6. The Oracle Content Management Software Development Kit administrator also provisions the user to use Oracle Content Management Software Development Kit services by using a similar process.

Note that Directory Integration and Provisioning does not directly notify OracleAS Portal or Oracle Content Management Software Development Kit about new users. This is because not all users created in Oracle Human Resources need access to all services. In this case, the deployment must explicitly provision the users to use these services, as in steps 5 and 6.

Modification of User Properties in the MyCompany Enterprise

In this example, the MyCompany enterprise requires that any modification to user properties must be communicated to all components interested in such changes. Figure D-3 illustrates the actions that Directory Integration and Provisioning takes to meet this requirement.

Figure D-3 Modification of User Properties

Description of the illustration oidag077.gif

The process is as follows:

1. The user is first modified in Oracle Human Resources.

2. Directory Integration and Provisioning retrieves these changes through the Oracle Directory Synchronization Service.

3. Directory Integration and Provisioning makes the corresponding user modification in Oracle Internet Directory.

4. The Oracle Directory Synchronization Service modifies the user in the SunONE Directory Server.

5. Directory Integration and Provisioning, through the Oracle Provisioning Service, notifies OracleAS Portal about the change in user properties.

6. Directory Integration and Provisioning, through the Oracle Provisioning Service, notifies Oracle Content Management Software Development Kit about the same change in user properties.

Deletion of Users in the MyCompany Enterprise

In this example, the MyCompany enterprise requires that a user being deleted or terminated in Oracle Human Resources be automatically denied access to all enterprise resources that are based on the directory service.

Figure D-4 shows the flow of events during the deletion of users:

Figure D-4 Deletion of Users from the Corporate Human Resources

Description of the illustration oidag078.gif

Figure D-4 shows the process by which Directory Integration and Provisioning communicates the deletion of users to all systems in the enterprise.
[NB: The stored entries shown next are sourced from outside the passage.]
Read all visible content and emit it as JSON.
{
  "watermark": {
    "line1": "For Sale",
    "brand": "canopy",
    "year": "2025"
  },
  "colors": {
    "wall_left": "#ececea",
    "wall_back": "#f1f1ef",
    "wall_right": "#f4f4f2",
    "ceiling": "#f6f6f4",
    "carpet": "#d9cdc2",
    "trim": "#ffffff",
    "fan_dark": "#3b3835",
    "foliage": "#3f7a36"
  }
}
The process is as follows:

1. The user is first deleted in the Oracle Human Resources.

2. Directory Integration and Provisioning retrieves these changes through the Oracle Directory Synchronization Service.

3. Directory Integration and Provisioning, through the Oracle Directory Synchronization Service, makes the corresponding user deletion in Oracle Internet Directory.

4. Directory Integration and Provisioning, through the Oracle Directory Synchronization Service, deletes the users in the SunONE Directory Server.

5. Directory Integration and Provisioning, through the Oracle Provisioning Service, notifies OracleAS Portal about the deletion of the user.

6. Directory Integration and Provisioning, through the Oracle Provisioning Service, notifies Oracle Content Management Software Development Kit about the deletion of the user.

Once all of the steps are completed, a deleted user in Oracle Human Resources can no longer access OracleAS Portal or Oracle Content Management Software Development Kit.